The June 2024 Precision Metalforming Association (PMA) Business Conditions Report shows a continued decline in metalforming manufacturers' outlook for the coming months. In May, metalformers' forecast for economic activity over the next 3 months dipped for the first time in 2024 and the June report indicates it is an ongoing trend for this sector.
Per the June PMA report, only 14% of metalforming manufacturers said they see economic activity increasing in the next 3 months which is down from the 19% who said the same in the May report. Another 30% expect a descrease in activity, up from 26% who felt the same in May, while 56% do not anticipate any change in economic activity.
Incoming orders are expected to decline in the coming months with 26% indicating as such, up from 19% who said the same in May. Those expecting orders to increase are down to 24% as opposed to the 32% who said in May they anticipated increased order activity. About half of respondents to PMA's June survey do not expect any change in orders.
Despite the decreasing economic sentiments in this sector, PMA reports that the current average daily shipping levels in June remained steady with 46% reporting no change, 25% seeing an increase, up from 21% in May, and 29% indicating declines in shipping levels which is down just 1% from May.
“The June survey confirms that PMA members are seeing a slowdown in economic activity, which tracks other recent reports for the manufacturing sector that are reporting a contraction in activity,” said David Klotz, PMA president. “Our members are reporting a general sense of uncertainty over industrial demand, the election outcome, and whether tariffs will go up in 2025 and taxes will go up in 2026. The current environment makes it difficult for downstream companies to plan and respond to their customers’ concerns over similar uncertainties in the markets and over who will be in control of Washington after the November election.”

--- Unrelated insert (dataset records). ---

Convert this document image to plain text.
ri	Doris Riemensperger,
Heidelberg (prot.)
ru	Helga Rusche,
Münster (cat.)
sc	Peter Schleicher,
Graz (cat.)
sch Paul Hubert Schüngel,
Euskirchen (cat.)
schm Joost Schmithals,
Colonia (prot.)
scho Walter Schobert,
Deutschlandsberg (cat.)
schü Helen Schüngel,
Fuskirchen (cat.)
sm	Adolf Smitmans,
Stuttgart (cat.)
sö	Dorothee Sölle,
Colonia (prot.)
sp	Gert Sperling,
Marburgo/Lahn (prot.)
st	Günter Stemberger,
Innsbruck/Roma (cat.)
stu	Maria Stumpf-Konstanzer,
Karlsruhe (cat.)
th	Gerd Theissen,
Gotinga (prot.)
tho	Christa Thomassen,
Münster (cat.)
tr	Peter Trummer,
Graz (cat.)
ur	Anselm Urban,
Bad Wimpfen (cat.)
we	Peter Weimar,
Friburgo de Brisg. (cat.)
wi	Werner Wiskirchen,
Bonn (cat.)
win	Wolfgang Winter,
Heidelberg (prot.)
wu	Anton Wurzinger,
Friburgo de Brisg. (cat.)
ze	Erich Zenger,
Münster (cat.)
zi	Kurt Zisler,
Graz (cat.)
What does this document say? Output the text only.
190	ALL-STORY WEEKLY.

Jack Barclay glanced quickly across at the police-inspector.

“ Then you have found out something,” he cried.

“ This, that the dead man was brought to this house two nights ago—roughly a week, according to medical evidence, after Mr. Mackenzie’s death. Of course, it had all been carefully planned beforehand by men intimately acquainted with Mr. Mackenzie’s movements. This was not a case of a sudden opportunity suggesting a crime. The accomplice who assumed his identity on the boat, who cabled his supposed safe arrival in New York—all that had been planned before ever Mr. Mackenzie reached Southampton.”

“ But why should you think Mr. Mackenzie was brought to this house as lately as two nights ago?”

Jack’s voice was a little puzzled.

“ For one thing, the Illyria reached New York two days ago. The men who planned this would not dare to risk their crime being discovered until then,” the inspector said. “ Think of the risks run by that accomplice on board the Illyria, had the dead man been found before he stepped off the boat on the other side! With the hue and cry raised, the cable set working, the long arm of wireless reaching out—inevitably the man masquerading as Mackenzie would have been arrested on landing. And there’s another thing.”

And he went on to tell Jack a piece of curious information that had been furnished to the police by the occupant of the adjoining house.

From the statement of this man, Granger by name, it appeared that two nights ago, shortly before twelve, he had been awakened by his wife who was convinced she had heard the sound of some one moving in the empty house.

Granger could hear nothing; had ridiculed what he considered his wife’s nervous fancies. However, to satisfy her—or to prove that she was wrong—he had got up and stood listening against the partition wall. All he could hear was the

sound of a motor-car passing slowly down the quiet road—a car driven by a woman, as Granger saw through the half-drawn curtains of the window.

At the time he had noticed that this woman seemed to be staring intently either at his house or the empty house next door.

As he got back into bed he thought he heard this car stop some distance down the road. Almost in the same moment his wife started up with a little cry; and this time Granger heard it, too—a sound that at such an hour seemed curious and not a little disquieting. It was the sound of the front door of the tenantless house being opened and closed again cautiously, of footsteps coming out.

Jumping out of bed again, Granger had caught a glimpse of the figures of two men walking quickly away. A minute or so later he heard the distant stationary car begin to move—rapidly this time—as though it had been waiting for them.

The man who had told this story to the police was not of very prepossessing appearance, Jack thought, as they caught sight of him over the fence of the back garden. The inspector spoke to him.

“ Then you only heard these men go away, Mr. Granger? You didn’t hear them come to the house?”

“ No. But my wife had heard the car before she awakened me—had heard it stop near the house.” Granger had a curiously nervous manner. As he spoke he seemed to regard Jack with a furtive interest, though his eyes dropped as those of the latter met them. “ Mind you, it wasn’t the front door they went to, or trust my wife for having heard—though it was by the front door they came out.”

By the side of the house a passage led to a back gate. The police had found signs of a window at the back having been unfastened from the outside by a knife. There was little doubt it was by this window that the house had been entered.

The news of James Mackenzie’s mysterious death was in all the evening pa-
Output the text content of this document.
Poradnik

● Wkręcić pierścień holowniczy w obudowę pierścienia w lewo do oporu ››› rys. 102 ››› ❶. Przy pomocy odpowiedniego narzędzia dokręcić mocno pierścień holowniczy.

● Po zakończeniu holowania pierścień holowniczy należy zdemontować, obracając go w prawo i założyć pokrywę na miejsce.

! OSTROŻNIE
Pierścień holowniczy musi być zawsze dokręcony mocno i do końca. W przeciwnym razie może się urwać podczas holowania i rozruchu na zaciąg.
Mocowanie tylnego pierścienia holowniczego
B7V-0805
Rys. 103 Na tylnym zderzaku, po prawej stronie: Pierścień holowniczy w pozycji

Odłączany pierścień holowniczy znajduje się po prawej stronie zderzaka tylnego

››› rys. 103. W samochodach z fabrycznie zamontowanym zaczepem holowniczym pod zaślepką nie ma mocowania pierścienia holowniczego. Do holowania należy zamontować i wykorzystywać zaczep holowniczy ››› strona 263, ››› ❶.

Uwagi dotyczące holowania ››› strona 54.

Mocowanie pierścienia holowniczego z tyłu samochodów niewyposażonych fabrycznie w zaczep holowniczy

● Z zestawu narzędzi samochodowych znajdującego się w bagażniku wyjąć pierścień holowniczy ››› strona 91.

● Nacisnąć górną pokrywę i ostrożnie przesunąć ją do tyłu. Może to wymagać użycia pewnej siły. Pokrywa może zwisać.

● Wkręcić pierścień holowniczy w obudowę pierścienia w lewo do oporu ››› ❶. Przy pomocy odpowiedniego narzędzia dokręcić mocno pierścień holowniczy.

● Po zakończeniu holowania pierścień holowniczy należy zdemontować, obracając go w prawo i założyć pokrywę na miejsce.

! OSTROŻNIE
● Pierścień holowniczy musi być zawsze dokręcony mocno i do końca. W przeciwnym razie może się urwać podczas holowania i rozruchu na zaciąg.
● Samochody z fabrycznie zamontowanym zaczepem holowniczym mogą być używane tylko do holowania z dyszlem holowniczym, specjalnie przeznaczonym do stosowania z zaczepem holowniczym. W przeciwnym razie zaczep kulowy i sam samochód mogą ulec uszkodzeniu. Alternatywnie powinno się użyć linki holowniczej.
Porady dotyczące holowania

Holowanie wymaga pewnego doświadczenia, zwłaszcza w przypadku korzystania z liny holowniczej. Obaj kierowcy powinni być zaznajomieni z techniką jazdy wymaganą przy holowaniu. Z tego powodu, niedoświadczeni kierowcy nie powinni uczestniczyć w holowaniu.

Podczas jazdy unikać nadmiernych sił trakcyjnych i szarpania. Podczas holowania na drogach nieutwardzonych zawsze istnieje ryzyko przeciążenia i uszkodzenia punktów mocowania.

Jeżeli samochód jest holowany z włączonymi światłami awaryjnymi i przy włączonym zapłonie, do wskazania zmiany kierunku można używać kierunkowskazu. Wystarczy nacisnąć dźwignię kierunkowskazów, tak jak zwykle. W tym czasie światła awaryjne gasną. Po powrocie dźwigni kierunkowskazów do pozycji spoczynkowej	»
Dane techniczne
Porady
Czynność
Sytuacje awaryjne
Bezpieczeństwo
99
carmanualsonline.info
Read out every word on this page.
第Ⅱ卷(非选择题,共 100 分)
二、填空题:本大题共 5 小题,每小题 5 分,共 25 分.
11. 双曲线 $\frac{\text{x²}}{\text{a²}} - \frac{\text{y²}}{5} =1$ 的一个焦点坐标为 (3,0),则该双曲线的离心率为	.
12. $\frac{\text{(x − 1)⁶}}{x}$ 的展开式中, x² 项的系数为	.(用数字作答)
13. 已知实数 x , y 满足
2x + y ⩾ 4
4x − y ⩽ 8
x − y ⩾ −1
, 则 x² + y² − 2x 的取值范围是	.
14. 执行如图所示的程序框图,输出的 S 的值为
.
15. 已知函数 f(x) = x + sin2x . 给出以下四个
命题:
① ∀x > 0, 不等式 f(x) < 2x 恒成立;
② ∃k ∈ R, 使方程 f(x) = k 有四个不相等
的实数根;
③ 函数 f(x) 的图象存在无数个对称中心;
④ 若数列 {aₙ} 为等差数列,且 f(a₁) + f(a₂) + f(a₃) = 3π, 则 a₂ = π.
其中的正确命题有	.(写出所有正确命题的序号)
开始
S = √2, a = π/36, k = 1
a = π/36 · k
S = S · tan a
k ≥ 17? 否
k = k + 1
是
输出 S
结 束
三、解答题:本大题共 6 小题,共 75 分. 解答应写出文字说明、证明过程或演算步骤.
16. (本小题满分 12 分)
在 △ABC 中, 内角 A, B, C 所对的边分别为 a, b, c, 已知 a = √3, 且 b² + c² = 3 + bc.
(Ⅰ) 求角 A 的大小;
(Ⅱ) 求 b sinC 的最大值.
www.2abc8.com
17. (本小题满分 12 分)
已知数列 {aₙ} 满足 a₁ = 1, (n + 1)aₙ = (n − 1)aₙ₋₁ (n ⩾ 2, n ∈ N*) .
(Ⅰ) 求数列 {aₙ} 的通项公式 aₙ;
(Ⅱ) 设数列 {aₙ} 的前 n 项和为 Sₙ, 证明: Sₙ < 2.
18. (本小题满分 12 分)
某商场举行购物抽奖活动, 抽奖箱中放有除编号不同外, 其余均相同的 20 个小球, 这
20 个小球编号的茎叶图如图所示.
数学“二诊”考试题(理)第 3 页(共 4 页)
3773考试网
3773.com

Another potential impact to this sector is the shift taking place in the automotive market to electric vehicles (EV). Per Jim Meil, Principal, Industry Analysis at ACT Research who presented during the National Fluid Power Association (NFPA) spring economic webinar, many manufacturers are questioning whether they continue investing in metalworking machinery due to the changing material needs of EVs. How this plays out is yet to be seen, but a factor to monitor as various markets shift to alternative powertrain options.
PMA, the trade association representing the North American metalforming industry, compiles its Business Conditions Report each month to provide an economic indicator for the next 3 months of manufacturing based on insight from 121 metalforming companies in the U.S. and Canada.
Metalworking and machine tools are an important customer segment for the fluid power industry, and therefore monitoring business activity in this sector can be a helpful indicator for the performance of the hydraulics and pneumatics market.